И именно будучи простаком, он восторженно принялся за новый роман — по просьбе Мари, когда она сказала как-то раз, до смешного по-детски смущаясь — превращаясь в ту маленькую девочку, что плакала над горестями Эниды, забытая всеми в огромном королевском дворце: «Послушайте, Наив… Вы же, наверное, скоро начнете новый… Ну, новый какой-нибудь роман. Вы не могли бы… ну, писать его не просто так, а для меня?»… Маленькая девочка внезапно встретилась со знаменитым поэтом. Графиня отдавала вассалу приказ. А на самом деле — не то и не другое…

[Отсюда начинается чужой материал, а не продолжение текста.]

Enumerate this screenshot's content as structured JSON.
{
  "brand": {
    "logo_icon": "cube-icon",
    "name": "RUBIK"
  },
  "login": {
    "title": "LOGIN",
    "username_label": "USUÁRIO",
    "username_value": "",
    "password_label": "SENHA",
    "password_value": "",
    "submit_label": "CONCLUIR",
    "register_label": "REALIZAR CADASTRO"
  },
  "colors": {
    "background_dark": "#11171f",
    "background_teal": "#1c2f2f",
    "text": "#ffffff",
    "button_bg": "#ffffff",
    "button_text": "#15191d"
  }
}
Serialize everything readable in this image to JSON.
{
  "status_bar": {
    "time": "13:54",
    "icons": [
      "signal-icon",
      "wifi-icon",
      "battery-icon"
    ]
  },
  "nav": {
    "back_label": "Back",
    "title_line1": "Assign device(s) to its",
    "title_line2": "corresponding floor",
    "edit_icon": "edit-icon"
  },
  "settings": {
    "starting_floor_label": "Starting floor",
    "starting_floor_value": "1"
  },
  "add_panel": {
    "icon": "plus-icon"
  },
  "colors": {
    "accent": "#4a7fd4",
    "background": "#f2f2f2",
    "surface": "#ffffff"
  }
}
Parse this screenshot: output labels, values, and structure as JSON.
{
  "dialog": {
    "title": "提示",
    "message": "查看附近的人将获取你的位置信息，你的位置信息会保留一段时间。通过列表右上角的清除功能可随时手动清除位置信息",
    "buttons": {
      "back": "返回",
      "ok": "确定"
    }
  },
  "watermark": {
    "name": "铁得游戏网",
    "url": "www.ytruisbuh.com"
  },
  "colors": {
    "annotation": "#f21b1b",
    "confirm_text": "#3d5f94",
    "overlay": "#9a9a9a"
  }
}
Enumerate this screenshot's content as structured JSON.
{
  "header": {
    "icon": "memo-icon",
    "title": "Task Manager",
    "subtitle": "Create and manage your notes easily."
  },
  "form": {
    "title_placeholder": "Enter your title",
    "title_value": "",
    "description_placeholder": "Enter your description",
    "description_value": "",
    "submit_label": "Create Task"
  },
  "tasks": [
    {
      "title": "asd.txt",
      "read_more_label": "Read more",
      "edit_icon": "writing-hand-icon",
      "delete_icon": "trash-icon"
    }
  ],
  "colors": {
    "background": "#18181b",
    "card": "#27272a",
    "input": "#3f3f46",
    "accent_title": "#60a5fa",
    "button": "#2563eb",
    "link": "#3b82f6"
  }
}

— Повинуясь приказу моей госпожи, перо мое будет бегать по бумаге вдвое быстрей, чем обычно, — с улыбкою поклонился верный рыцарь. А потом они вдвоем нашли и обговорили сюжет, который порадовал бы их обоих и подошел бы для длинного, но не чрезмерно длинного, не требующего продолжения повествованья. Кретьен, как всегда, хотел истории о служении и чести, а Мари желала сказку про любовь. История Ланселота оказалась идеальной — обе этих темы переплетались в ней так тесно, как это только возможно, и должна была получиться наполовину жеста, наполовину роман едва ли не трубадурский по накалу страстей. А кроме того, вдвое легче и интересней писать книгу, matiere и san [34] которой исходят от прекрасной дамы, ценительницы, друга… Вдохновленный так сильно и горячо, как не случалось у него со времен парижского «жара и глада», горячки творчества, из-за которой архивариус, кривясь, потом не доплачивал половины денег за сданные не в срок списки манускриптов, — горячий и горящий, как во времена Клижеса, Кретьен приступил к работе над романом тем же вечером, и встал из-за стола в своей спальне в середине следующего дня.
…Перед те, как лечь наконец спать, он попросил у распорядителя замка какой-нибудь еды и побольше свечей. В эту ночь он написал не менее трехсот строк. Правда, их еще предстояло править, править и править… По-хорошему, на большой, тщательно отделанный роман требовалось никак не меньше года. Кретьен это понял с тех пор, как научился подолгу работать над стихами — а не оставлять рожденное в запале как оно есть. Тем более что писал он подолгу — вновь и вновь вычитывая и шлифуя отрывки текста, которые сами выливались из-под его пальцев, когда случались приступы вдохновения. А приступы вдохновения — такая штука, Божий подарок, ее самому у себя вызвать никак невозможно, хоть ты обкурись гашишем, как жуткие слуги Старца Горы; так что — carpe diem, Leuсonoe [36], а поспишь как-нибудь в другой раз… Тем более что Кретьену пока очень нравился его новый роман. Он был… ну, живой — в отличие от придуманного Клижеса, про которого Кретьен, чтобы не соврать, все высчитывал по картам («В порт Саутгэмптонский вошли…») А здесь… Ну, бывают такие книжки, которые пока пишешь, понимаешь, что пишешь правду. И дело не только в том, что этой истории Кретьен совсем не придумывал — воспользовался вариантом очень известного артуровского преданья и дополнил по-всякому. Где-то за строками этого романа всегда улыбалась Мари, и поэт знал до мелочей, какое именно выражение глаз у нее будет от той или иной удачной строчки. Это невообразимое счастье, доступное немногим — писать жданную книгу. Наверное, для женщины то же самое — вынашивать желанного мужу ребенка.